It basically is an abstraction layer on top of everything HPC we use.
This is an important concept because Agave allow us to easily manage file permissions and access,
as well as providing a simple ACL interface. All of this through different friendly REST endpoints.
Now, let’s focus on the Data Depot. As we can see we have different sections in the data depot.
My Data is all your private data, this is your home directory.
Here you can share data with any user
and give it read or read/write permission through this interface
Everything that has been shared with you will appear here. All of this data is also searchable.
We also offer a collaboration section called My Projects. Here, a set of users are members of a project. Every user automatically has full access to everything within that project. This section also allow users to curate data and eventually create a publication, but this is not the aim of this presentation.
There’s the published section where we list all the publications we have. All of these publication have DOIs and the metadata is properly rendered.
I won’t go much into the details of the different types of publications that we have but I want you to take into consideration that all of the published metadata is also stored in elasticsearch. And we have some legacy publications which look like this
While newer publications look like this. As we can see these are two different data models.
As a counterpart we have Community Data, which is data that is public but it is not a proper publication. Mainly we store tutorials and examples.
Finally, we also allow users to connect external services like Box or Dropbox so they can move data from and to these external resources.
Now that we have an idea of all the different types of data we manage in the Data Depot we can have a better grasp of what the issue is
All of this data has to be searchable and discoverable.
So, after a lot of thinking about this we realized that we are mainly implementing two queries.
One is give me everything I have access to and is not in my home directory. With this query we get everything that has been shared with a specific user and we can work within that context.

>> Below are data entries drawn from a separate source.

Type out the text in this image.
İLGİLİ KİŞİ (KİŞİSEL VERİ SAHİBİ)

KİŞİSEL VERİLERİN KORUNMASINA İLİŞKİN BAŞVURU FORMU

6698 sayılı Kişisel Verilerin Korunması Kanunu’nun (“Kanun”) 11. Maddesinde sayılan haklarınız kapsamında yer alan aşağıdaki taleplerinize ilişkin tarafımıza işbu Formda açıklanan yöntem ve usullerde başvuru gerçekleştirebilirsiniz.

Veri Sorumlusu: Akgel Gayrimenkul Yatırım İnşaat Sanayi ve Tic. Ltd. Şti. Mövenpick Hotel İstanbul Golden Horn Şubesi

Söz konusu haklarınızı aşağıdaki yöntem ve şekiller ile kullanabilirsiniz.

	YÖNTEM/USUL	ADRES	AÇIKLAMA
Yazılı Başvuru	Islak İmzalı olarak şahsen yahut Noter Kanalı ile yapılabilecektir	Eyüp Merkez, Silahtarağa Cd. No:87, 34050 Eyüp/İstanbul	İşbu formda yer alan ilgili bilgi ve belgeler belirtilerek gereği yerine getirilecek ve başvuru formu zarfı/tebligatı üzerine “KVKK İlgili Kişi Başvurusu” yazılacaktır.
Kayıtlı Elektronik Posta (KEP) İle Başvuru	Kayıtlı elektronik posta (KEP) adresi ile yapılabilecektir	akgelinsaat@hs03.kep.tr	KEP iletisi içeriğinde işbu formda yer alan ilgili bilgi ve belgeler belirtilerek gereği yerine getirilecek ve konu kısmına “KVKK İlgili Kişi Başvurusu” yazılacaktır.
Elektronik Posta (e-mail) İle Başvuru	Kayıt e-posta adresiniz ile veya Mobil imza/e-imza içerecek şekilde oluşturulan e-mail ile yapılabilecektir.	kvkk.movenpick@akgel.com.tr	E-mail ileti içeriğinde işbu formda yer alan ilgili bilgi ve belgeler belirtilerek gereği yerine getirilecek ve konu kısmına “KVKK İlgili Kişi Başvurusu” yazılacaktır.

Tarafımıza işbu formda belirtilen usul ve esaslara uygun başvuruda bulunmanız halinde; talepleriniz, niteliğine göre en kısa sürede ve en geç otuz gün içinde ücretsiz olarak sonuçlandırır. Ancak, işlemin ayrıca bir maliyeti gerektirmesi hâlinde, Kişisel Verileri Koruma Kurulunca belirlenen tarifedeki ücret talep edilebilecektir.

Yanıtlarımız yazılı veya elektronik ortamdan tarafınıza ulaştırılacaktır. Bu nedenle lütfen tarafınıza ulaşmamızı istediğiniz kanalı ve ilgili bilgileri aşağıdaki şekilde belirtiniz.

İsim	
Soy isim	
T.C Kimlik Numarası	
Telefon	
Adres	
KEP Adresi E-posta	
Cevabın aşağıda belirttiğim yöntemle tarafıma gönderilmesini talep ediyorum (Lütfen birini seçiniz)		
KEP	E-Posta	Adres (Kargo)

The other query is to get everything pertaining to the Data Depot section the user currently is in.
In order to create these queries we decided to use Elasticsearch,
which is a search engine based on Lucene.
Elasticsearch gives you a nice RESTful API
and allow us to store schema-free JSON documents
as well as being distributed. These last two characteristic are really important to us because the only thing we were sure about is that we did not know the structure of the data we were going to manage and we did not know how fast it was going to grow.
Elasticsearch is also near realtime, which means that a document is available almost in realtime after being written. It usually is a minute, at the most.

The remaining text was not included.